Spike Gillespie holds true to all of her interests and passions.
By Monica Godinez, Photos by Kevin Dick
Spike Gillespie is a zealous woman, mother and entrepreneur. (In fact, she identifies as a “serial entrepreneur.”) For over a decade, Gillespie’s various interests have allowed her to become an author, journalist, blogger and wedding officiant. She is a woman “who takes no shit” from anyone and now fully understands the importance of being true to herself and her passions.

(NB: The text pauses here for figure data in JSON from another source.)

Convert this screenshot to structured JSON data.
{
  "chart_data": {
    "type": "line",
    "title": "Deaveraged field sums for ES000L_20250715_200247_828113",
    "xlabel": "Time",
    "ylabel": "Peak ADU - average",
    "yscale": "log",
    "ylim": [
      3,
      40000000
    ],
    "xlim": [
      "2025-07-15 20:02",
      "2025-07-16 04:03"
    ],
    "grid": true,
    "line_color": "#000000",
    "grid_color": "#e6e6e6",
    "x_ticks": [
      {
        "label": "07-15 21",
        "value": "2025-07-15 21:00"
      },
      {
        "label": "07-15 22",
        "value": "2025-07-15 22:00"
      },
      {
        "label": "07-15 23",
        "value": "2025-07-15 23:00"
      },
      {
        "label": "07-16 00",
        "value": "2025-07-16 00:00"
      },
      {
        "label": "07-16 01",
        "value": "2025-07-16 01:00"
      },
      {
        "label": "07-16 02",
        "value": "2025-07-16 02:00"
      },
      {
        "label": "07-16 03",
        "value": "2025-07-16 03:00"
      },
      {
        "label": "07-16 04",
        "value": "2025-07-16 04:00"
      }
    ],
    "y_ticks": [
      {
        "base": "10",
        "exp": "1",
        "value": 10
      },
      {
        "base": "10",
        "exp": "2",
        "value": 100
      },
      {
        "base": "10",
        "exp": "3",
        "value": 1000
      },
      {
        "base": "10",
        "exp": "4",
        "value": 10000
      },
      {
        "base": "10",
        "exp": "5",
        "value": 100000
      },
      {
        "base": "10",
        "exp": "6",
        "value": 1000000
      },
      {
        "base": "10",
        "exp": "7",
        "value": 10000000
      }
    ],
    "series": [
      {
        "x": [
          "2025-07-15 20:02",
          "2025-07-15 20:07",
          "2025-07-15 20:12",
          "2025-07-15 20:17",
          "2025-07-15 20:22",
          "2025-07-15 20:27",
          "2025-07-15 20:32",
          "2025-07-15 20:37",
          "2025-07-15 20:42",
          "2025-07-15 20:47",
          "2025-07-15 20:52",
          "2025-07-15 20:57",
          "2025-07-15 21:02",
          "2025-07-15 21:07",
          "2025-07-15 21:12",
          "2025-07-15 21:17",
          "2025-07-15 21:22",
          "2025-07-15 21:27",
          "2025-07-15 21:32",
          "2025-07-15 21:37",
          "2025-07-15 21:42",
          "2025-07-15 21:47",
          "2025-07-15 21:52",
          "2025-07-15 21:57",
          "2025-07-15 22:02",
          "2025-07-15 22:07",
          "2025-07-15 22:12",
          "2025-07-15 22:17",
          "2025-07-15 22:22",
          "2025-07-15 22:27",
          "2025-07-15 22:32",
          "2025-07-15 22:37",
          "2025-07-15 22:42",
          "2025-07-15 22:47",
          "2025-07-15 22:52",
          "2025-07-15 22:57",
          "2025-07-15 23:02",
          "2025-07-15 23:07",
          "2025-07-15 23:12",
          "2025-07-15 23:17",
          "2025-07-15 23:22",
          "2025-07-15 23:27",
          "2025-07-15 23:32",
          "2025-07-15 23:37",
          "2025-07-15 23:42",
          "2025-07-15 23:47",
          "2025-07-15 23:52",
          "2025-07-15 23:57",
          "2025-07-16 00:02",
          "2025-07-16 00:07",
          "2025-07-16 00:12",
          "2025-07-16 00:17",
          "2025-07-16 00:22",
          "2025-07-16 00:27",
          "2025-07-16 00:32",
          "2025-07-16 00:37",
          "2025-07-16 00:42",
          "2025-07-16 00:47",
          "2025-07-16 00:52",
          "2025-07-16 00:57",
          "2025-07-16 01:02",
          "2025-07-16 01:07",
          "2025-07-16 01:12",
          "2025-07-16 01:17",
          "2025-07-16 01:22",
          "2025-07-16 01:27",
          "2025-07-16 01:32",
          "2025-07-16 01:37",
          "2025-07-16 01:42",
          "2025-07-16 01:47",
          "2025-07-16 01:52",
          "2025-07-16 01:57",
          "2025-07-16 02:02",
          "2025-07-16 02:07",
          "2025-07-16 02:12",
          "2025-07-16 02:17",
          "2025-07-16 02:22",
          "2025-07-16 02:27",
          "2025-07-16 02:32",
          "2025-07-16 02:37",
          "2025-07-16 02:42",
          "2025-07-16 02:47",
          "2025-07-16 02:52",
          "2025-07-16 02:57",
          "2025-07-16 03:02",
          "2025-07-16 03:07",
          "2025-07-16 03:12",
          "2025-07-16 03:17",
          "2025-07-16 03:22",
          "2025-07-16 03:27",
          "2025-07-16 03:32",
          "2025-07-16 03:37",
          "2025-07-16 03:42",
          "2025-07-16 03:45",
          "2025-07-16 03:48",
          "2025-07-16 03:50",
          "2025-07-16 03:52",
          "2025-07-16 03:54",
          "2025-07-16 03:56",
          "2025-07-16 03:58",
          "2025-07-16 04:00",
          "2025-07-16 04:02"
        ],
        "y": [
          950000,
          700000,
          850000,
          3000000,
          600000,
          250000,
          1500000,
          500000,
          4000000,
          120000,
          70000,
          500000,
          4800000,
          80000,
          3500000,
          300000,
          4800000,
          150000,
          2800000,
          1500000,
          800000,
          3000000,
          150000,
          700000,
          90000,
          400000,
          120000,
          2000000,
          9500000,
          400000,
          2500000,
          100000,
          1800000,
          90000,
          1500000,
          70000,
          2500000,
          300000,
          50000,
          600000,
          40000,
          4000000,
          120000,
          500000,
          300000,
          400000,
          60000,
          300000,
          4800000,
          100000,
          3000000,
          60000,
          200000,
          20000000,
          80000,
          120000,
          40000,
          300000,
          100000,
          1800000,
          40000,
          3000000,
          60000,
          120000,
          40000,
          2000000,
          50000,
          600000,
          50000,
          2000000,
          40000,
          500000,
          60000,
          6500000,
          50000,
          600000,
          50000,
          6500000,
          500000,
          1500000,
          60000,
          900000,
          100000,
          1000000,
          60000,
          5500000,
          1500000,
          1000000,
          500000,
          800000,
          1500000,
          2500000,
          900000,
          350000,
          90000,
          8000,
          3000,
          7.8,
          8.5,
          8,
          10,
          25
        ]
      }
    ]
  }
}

Following her career as a writer in 2006, Gillespie embarked on a journey to become a wedding officiant. She wanted to bridge the gap for couples who were searching for officiants who performed nontraditional weddings. She discovered a newfound love for providing this service for couples who sought ceremonies that best aligned with their values. To date, she has performed over a thousand ceremonies, each one unique. After years of presiding over thousands of services—from massive weddings to “secret elopements”—Gillespie has decided to retire from her role as a wedding officiant. She made this decision as a result of the tumultuous year both she and her clients have undergone due to the ongoing pandemic.
“I learned as I went, and what I learned is to find your confidence,” Gillespie says. “Be confident in your confidence. I tell women of all ages that they do not need to put up with anyone’s shit. There is so much conditioning, in every generation, and I feel like women spend so much time buying into the [idea]that they can’t do what they want for whatever reason.” During the first lockdown, Gillespie felt “forced to rest” in the best way possible. “If I could, I’d tell my 16-year-old self, ‘Here is this stuff I learned. If you could apply it, that would be great,’” Gillespie jokes.
Put your feet down.
Years ago, I saved a child from drowning. I tell this story because at the time I couldn’t swim; however, I was able to save the child because we were in shallow water. If the child had stopped and just put their feet down, they would have realized that they were okay. Yet they let the panic take over and were unable to get their bearings. [Similarly] to other situations of panic, it is important to put your feet down (literally and metaphorically) and assess the situation. This is grounding in stressful moments.
Ask for help.
Asking for help is one of the best practices a person can learn. I grew up very traumatized, after suffering abuse by my violent father and asking for help wasn’t an option. It was after decades of therapy that I learned that my [inability]to ask for help [stemmed]from this previous trauma. I [often]thought I had so much pride. I later realized it wasn’t pride, but fear. With the help of therapy, friends and myself I was able to learn that asking others for help was nothing to be afraid of. When I started asking for help, I saw just how willing others were to help me. Today, I ask others for help as much as I help others.
This lesson may be a hard one for women. From a young age, we are trained to care and tend to everyone else first: our children, partners, parents, etc. We are taught that focusing/putting yourself first is selfish. It wasn’t until I was older and after my relationship with a narcissist abuser that I thought to myself, “I have to stop. What can I do to prevent myself from getting back into this situation?” So, I began reading articles on self-care. At first, I thought the idea of self-care was bullshit, but every single article recommended it, and I really wanted to heal. So, I slowly began incorporating small forms of self-care into my routine. I began eating healthier, doing yoga and I [really]started focusing on myself. I learned to have self-compassion and self-empathy. We are human, we make mistakes. We are constantly evolving.
Don’t look at obstacles as obstacles; look at them as interesting challenges.
For example, I was looking at properties out of state. The properties would be investment properties where I could provide people with affordable housing. I connected with the seller, and I explained my financial situation to her. Despite my untraditional financial [circumstances]she was still interested in working with me. I would have never thought she would still be interested in working with me, but I realized the significance of asking for help. It’s so important for you to ask and talk to those around you. You never know until you try. Remember, it starts with having that confidence in yourself.It is going to be okay because it is already okay.
I don’t mean this in an insensitive or cheesy manner. As someone who has PTSD, I have trained myself to literally look in front of myself. I put both feet on the floor and focus on the room instead of spiraling. Remembering that I am okay helps me understand that I will be okay in any situation and at any moment.
Above all, Spike Gillespie wants everyone to remember, “There is so much out there to enjoy. Go out and do everything. Don’t let anything hold you back or get in the way of following what you want.”